An article in the Columbus (GA) Enquirer (2 Sep 1898) tells us that "Mrs. Billard, the daughter of the late Rev. Edward Oldrin, who lives on Bank Street [Stamford, CT]" ... and that she got it "by inheritance from her father. ... The book is in the original binding and well preserved, the Old Testament part having been printed in 1597 and the New Testament in 1596. The covers are of wood."
This is an important point. Always check the dates that each of the Testaments was printed. Printers often printed them separately and then joined them together when they published the Bible. This is a way to date a family Bible.
"Inscribed on the yellow fly-leat are the words: Edward Oulldron owns this book and after his death to his son Edward Oulldron, given by his grandfather - 1651." Elsewhere it states "Edward Oldrin's [note the change in spelling] book, given by his father on is deathbed in the 1827, July 28, to be kept in the family."
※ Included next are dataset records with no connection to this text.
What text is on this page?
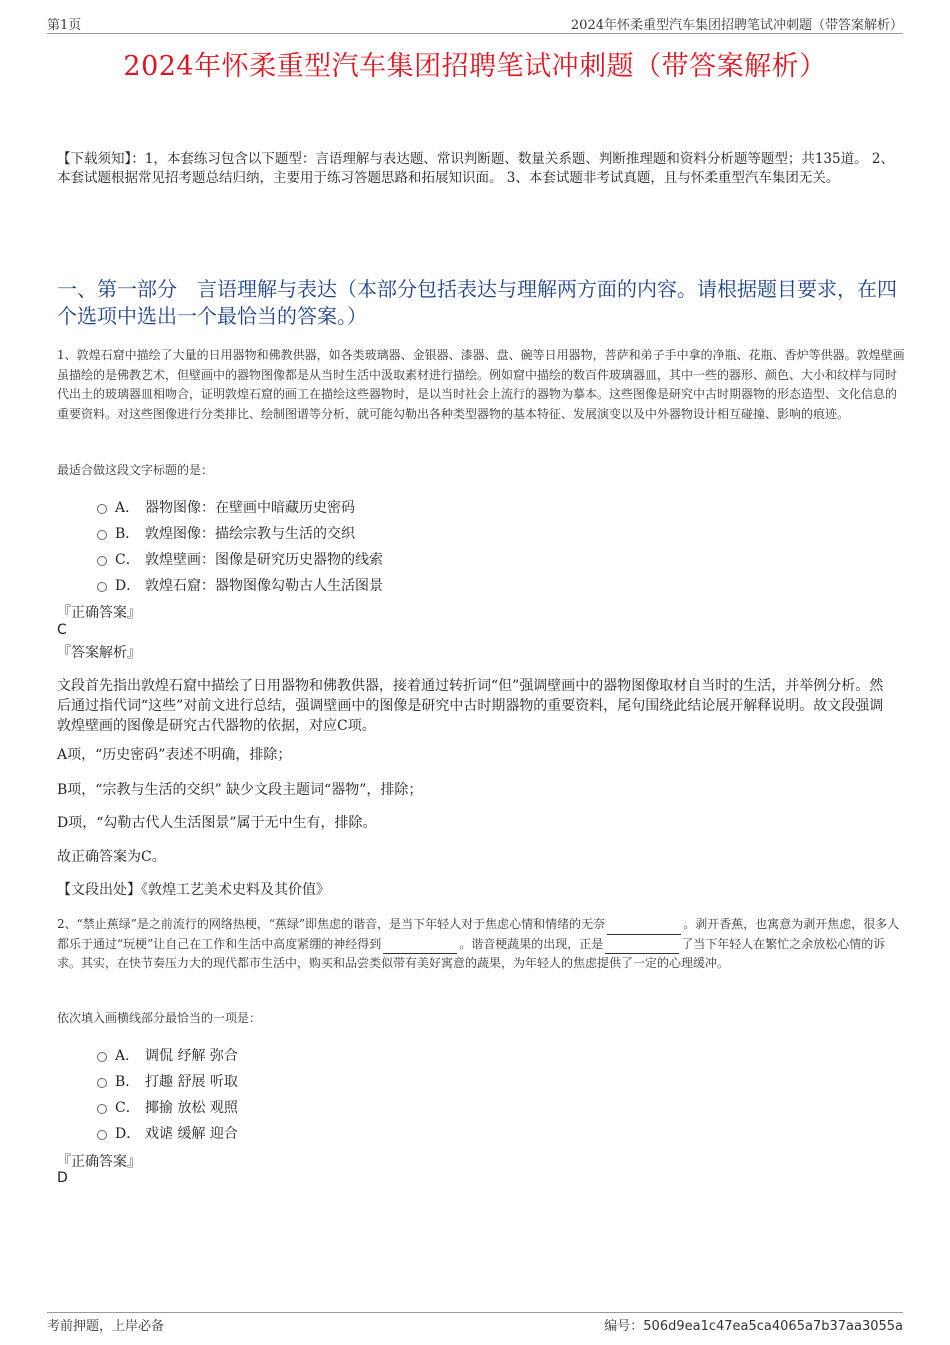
第1页	2024年怀柔重型汽车集团招聘笔试冲刺题（带答案解析）
2024年怀柔重型汽车集团招聘笔试冲刺题（带答案解析）
【下载须知】：1，本套练习包含以下题型：言语理解与表达题、常识判断题、数量关系题、判断推理题和资料分析题等题型；共135道。 2、本套试题根据常见招考题总结归纳，主要用于练习答题思路和拓展知识面。 3、本套试题非考试真题，且与怀柔重型汽车集团无关。
一、第一部分　言语理解与表达（本部分包括表达与理解两方面的内容。请根据题目要求，在四个选项中选出一个最恰当的答案。）
1、敦煌石窟中描绘了大量的日用器物和佛教供器，如各类玻璃器、金银器、漆器、盘、碗等日用器物，菩萨和弟子手中拿的净瓶、花瓶、香炉等供器。敦煌壁画虽描绘的是佛教艺术，但壁画中的器物图像都是从当时生活中汲取素材进行描绘。例如窟中描绘的数百件玻璃器皿，其中一些的器形、颜色、大小和纹样与同时代出土的玻璃器皿相吻合，证明敦煌石窟的画工在描绘这些器物时，是以当时社会上流行的器物为摹本。这些图像是研究中古时期器物的形态造型、文化信息的重要资料。对这些图像进行分类排比、绘制图谱等分析，就可能勾勒出各种类型器物的基本特征、发展演变以及中外器物设计相互碰撞、影响的痕迹。
最适合做这段文字标题的是：
A． 器物图像：在壁画中暗藏历史密码
B． 敦煌图像：描绘宗教与生活的交织
C． 敦煌壁画：图像是研究历史器物的线索
D． 敦煌石窟：器物图像勾勒古人生活图景
『正确答案』
C
『答案解析』
文段首先指出敦煌石窟中描绘了日用器物和佛教供器，接着通过转折词“但”强调壁画中的器物图像取材自当时的生活，并举例分析。然后通过指代词“这些”对前文进行总结，强调壁画中的图像是研究中古时期器物的重要资料，尾句围绕此结论展开解释说明。故文段强调敦煌壁画的图像是研究古代器物的依据，对应C项。
A项，“历史密码”表述不明确，排除；
B项，“宗教与生活的交织” 缺少文段主题词“器物”，排除；
D项，“勾勒古代人生活图景”属于无中生有，排除。
故正确答案为C。
【文段出处】《敦煌工艺美术史料及其价值》
2、“禁止蕉绿”是之前流行的网络热梗，“蕉绿”即焦虑的谐音，是当下年轻人对于焦虑心情和情绪的无奈	。剥开香蕉，也寓意为剥开焦虑，很多人都乐于通过“玩梗”让自己在工作和生活中高度紧绷的神经得到	。谐音梗蔬果的出现，正是	了当下年轻人在繁忙之余放松心情的诉求。其实，在快节奏压力大的现代都市生活中，购买和品尝类似带有美好寓意的蔬果，为年轻人的焦虑提供了一定的心理缓冲。
依次填入画横线部分最恰当的一项是：
A． 调侃 纾解 弥合
B． 打趣 舒展 听取
C． 揶揄 放松 观照
D． 戏谑 缓解 迎合
『正确答案』
D
考前押题，上岸必备	编号：506d9ea1c47ea5ca4065a7b37aa3055a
Mrs. Jennie Fairbanks Milligan of Springfield, Ohio brought the family Bible when she was called to testify in a case trying to break the will of the late Delavan Smith of Lake Forest, IL. (Dallas Morning News. 1 October 1921). John M. Butler of Ocean Grove, NJ found out by double checking his family Bible that he was 101 and not 100 years old when he went to celebrate his birthday. He said it was a "pretty tough job trying to keep track of so many birthdays." He said with a smile ... "I must have lived two years in Brooklyn [NY, the] one year that I was there. That's the only way I can account for the discrepancy." (Evening Times - Pawtucket, RI - 17 jan 1901).